The cylindrical body of the implant may be smooth, threaded, hollow, or vented. Under compressive (masticatory) loading, a smooth (non‐threaded) cylindrical fixture may essentially experience a shear‐type force at the implant‐bone interface. To alleviate such forces, the fixture surface must be modified to ensure effective and retentive osseointegration. Such surface modifications include providing micro‐retention characteristics such as surface roughening, hydroxyapatite (HA) coatings and titanium‐plasma spraying. Such micro‐retention surface modifications tend to be important for both plane cylindrical fixtures and the more common threaded implants.
Providing the fixture surface with threads came about through further studies by Brånemark and co‐workers on osseointegration [4]. This study indicated that the live bone would remodel into the screw shape of an implant, leading to a functional contact for the implant. Consequently, the most common approach to the interfacial stress problem is to provide the implant surface with threading and to taper the implant. It should be noted, however, that although implant fixtures customarily having a threaded, conical shape, they are not “screwed” into the bone but rely upon a retentive fit into a pre‐drilled hole or osteotomy cavity.
Many thread designs or shapes are used for dental implants, Fig. 3.3:
Table 3.1 Purpose of thread designs.
Thread Shape | Designated purpose |
---|---|
Square | Optimal surface area for transmitting compressive load to the bone/implant interface |
Buttress | Optimal for resistance to both pullout (tensile) and/or compressive forces |
Reverse buttress | Greater resistance to pullout (tensile) forces |
V‐shape | Standard (universal) thread pattern |
Table 3.2 Thread profiles used by various implant manufacturers.

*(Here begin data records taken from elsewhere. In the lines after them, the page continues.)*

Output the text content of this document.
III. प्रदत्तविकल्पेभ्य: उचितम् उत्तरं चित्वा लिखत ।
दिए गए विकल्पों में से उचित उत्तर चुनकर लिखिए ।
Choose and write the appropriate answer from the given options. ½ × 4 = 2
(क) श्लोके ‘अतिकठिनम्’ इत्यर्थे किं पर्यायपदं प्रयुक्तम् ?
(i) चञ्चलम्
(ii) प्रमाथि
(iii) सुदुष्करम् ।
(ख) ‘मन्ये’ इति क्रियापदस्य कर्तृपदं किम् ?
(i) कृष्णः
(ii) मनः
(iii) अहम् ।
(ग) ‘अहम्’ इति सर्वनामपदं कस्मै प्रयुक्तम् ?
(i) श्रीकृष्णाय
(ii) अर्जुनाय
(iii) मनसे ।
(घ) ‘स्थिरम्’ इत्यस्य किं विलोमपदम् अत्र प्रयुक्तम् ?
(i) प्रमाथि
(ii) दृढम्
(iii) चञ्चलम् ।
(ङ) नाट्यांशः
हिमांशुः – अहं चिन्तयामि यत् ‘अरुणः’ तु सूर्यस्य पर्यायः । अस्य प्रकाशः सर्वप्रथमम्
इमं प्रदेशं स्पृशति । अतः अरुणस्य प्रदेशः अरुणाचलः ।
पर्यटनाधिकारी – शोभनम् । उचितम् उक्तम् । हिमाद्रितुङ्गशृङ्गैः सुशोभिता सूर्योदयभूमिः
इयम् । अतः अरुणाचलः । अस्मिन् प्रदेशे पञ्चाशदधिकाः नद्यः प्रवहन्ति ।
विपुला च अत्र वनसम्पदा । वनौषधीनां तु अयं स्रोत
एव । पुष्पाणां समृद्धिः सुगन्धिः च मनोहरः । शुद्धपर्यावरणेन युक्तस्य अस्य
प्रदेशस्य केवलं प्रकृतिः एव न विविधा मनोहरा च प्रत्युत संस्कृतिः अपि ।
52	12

Thread profile | Manufacturer |
---|---|
Square | Brånemark |
V‐thread | Brånemark system (Nobel Biocare) Screw‐vent (Zimmer Dental) Certain (Biomet 3) |
Buttress | Inclusive tapered implant (Glidewell Laboratories) Straumann Standard (Straumann USA) |
Reverse buttress | NobelReplace (Nobel Biocare) |
Each shape has certain advantages and/or designated purpose, Table 3.1, and each manufacturer has their preferred thread profile, several which are shown in Table 3.2. The V‐shape thread, however, is not common with oral implants.
Manufacturers often indicate the characteristics of the threads used on their fixtures, Fig. 3.4. The pitch of a thread is the number of threads per inch (TPI) applied to a single diameter cylinder; a fine‐pitch screw has more TPI than a coarse pitch thread. The angle of the thread indicates the steepness of the screw thread (i.e., the “sharpness”) whereas the depth indicated is the height of the individual thread above the shank of the screw. Sharper threads have smaller angles and greater thread angles that tend to facilitate bone expansion for greater implant stability. Greater thread depths and coarser thread fixtures are often used to ensure better osseointegration with a dense bony socket.